Just before Christmas, the government announced a change in the Standards Act giving the Kenya Bureau of Standards (KEBS) the authority to test imports that enter the country without a certificate to show they conform to Kenyan standards.
Previously, KEBS needed the Cabinet Secretary’s approval before it could test goods that arrived without certificates.
All these reforms are playing into an already complex environment and a blind spot that has caused us to fall many times before: and that’s our tendency to overlook the matter of implementation.
The rules are changing all the time. During the 2018 budget reading, the Ministry of Finance increased the railway’s development levy from 1.5 to 2.5 per cent.
There was a time when imported solar equipment attracted VAT, and then when it didn’t.
Thus, applying all these myriad rules, correctly, as goods arrive, requires know-how but that has been just an optional extra in our clearing industry.
Rules Clearing Agents Have To Follow
The Kenya Revenue Authority (KRA) provides training for clearing agents, through the Kenya School of Revenue Administration (KeSRA), but it’s undertaken only by agents who happen to feel like getting a grounding in Kenyan and international trading regulations.
As a result, very few clearing agents have had relevant training, with recent research finding that 62.5 per cent lack the knowhow to accurately execute the country’s clearing procedures, despite the majority of them having operated in the industry for more than 10 years.
That plays havoc with the tax base, which depends on implementing different rules on imports from different countries.
For example, paper imported from Uganda, an East Africa Community member, is only subjected to 16 per cent VAT.
But paper imported from Egypt, a Common Market for Eastern and Southern Africa (COMESA) member, is subject to 16 per cent VAT, a railway development levy of 2.5 per cent, and import declaration fees of 3.5 per cent.
This is because WTO decrees that taxation and valuation of goods is based on country of origin and trade agreement in place.
Under the EAC treaty, goods produced in East African countries are defined as local goods and subject only to VAT.
The COMESA trade agreement, to which Kenya is a signatory, exempts customs duty and excise duty.
But goods coming from countries under international trade agreements that Kenya is not a signatory to, such as the SADC, are subject to all taxes.
How Much Clearing Agents Are Costing Us
Beyond differing tax regimes and levies, clearing agents will often acquire the wrong permits for goods.
They will also assign the wrong harmonised system code to a product which will cost you more.
That then costs them a minimum of Sh5,000 per amendment to correct on the KRA’s Single Window system.

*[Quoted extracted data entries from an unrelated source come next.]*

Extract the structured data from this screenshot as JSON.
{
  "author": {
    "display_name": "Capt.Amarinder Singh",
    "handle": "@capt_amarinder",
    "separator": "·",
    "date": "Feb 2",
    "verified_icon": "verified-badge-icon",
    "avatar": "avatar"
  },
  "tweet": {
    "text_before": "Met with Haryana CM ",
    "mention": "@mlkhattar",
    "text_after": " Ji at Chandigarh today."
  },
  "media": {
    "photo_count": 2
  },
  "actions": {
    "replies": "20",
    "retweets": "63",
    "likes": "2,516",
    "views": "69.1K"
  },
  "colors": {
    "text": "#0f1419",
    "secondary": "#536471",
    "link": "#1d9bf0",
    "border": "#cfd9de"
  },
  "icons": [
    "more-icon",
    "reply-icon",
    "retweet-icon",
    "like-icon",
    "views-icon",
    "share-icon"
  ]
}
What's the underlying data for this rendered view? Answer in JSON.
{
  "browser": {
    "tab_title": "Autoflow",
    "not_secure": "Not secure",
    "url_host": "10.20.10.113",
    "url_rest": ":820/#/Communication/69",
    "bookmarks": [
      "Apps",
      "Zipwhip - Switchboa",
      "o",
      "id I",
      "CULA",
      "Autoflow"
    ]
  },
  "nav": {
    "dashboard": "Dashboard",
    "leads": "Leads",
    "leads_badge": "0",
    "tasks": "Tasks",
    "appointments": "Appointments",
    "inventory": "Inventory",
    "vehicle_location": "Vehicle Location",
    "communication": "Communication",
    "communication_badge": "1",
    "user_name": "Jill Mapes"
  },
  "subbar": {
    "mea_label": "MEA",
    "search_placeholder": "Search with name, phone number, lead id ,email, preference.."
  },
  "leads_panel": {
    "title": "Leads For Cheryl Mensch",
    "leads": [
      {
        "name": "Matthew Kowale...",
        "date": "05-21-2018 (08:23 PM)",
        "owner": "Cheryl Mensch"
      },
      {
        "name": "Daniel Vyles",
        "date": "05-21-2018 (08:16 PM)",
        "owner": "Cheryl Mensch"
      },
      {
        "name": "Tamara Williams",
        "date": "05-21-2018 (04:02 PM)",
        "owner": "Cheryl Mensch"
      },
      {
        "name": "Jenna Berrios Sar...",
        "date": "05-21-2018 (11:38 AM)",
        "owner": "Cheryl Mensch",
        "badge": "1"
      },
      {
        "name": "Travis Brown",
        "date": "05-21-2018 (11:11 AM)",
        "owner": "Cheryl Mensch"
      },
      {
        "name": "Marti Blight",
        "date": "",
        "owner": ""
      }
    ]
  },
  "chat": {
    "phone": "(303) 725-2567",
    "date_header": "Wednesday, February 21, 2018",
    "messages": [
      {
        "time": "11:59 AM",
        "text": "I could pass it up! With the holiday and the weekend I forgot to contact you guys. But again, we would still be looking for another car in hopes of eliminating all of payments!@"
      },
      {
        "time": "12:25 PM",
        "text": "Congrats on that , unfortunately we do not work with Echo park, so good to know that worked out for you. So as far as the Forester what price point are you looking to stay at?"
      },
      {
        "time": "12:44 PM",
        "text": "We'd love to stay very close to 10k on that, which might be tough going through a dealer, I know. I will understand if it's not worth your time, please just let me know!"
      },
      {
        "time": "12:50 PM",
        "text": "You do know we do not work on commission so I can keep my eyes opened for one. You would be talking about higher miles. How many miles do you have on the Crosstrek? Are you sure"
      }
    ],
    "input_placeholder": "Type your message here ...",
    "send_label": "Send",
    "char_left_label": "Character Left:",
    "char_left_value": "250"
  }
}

The end result is delayed with 5,600 containers arriving every week at the Embakasi Inland Container Depot and expected to be cleared in four days, but only 48 per cent cleared within seven days and constant cargo build-up.
For those who are trained the situation is very different.
The Federation of East Africa Freight Forwarders Associations (FEAFFA), in partnership with the Kenya International Freight and Warehousing Association (KIFWA), the EAC Directorate of Customs, and the East African Revenue Authorities (EARAs), have been running the six-month training program in Kenya East Africa Customs and Freight Forwarding Practicing Certificate (EACFFPC) that is delivered by KeSRA for the last 10 years.
But of the industry’s more than 8,000 clearing agents, only 3,000 have undertaken the training course in the last decade.
Kenya is already trading goods worth one-third of the country’s government budget – as Sh578bn of exports and Sh1.4 trillion of imports destined for the East African markets – and that figure is expected to grow once the LAPSSET Corridor Programme connecting Kenya, Ethiopia and South Sudan project is completed.
It’s time the country introduced a law that required mandatory professional qualifications for its clearing agents and freight forwarders.
We simply need professionally trained clearing agents.